A better and faster onboarding experience. I have some idea here and I’d love to contribute our UX and dev resources to make it happen. We should connect!

  • I was expelled from my High School for hacking my school district :sweat_smile:
  • I’ve always loved engineering, but wanted to study art
  • My dream is to raise Alpacas with my girl, somewhere remote, surrounded by nature
    :llama::heart:
3 Likes

Hi @david :wave:

Wow, what a great project and such an amazing story behind it. Congratulations on both, but especially on your recovery.

I also noticed this:

This is an area that we’re actively looking at - I’d love to get a bit of your time to connect & have a chat. Would you be open to that? Or written communication is fine too :).

If that works, please drop me a DM, we would love to get your feedback on your impressions so far, and talk about how we could improve things.

Cheers!
JP

(Alpacas are fab. There are some near my in-laws’ place and we love walking/driving by them. So fluffy.)

2 Likes

Nice to see you here @kureev.

Sorry about your experience with the cross-refs. Actually, @dandv and has put this page together in the last few days - Cross-references | Weaviate - vector database.

Obviously it would have been better to have had it earlier, but we’d love to get your thoughts on it. Pls let me / Dan know if you have thoughts on it, good or bad.

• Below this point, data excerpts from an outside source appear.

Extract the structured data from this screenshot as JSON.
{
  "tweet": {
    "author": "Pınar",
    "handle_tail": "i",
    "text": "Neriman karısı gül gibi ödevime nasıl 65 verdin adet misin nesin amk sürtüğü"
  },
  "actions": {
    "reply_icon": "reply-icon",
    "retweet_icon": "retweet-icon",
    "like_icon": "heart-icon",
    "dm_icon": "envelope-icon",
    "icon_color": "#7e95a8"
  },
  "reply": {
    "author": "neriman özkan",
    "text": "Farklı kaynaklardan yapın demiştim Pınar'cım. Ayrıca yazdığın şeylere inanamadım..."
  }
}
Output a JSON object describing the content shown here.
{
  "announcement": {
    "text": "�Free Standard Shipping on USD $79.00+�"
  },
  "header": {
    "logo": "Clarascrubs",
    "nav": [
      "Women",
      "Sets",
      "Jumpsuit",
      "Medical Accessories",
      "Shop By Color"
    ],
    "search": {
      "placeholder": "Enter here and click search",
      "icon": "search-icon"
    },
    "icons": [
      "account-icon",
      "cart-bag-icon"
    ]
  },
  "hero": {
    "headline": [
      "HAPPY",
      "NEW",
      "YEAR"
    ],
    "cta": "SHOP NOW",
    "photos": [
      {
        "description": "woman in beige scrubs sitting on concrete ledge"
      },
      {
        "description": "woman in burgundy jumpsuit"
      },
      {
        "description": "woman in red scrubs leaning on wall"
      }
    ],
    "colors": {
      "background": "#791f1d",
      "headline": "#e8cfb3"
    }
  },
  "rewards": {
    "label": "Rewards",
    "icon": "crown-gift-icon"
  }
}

We are building up a library of task-oriented, “how-to” sections in our docs to address exactly this. We don’t get there all at once, but we’re listening & trying our best.

2 Likes

Thank you :pray: Glad to hear that it was useful.

Oh, that’s very nice! The article is indeed what I’ve been looking for some time back. One suggestion: it might be beneficial to consider adding a section about batch referencing. I had a case where I need to create plenty of cross-references at once. Maybe a reference to the batch update docs would be enough, though.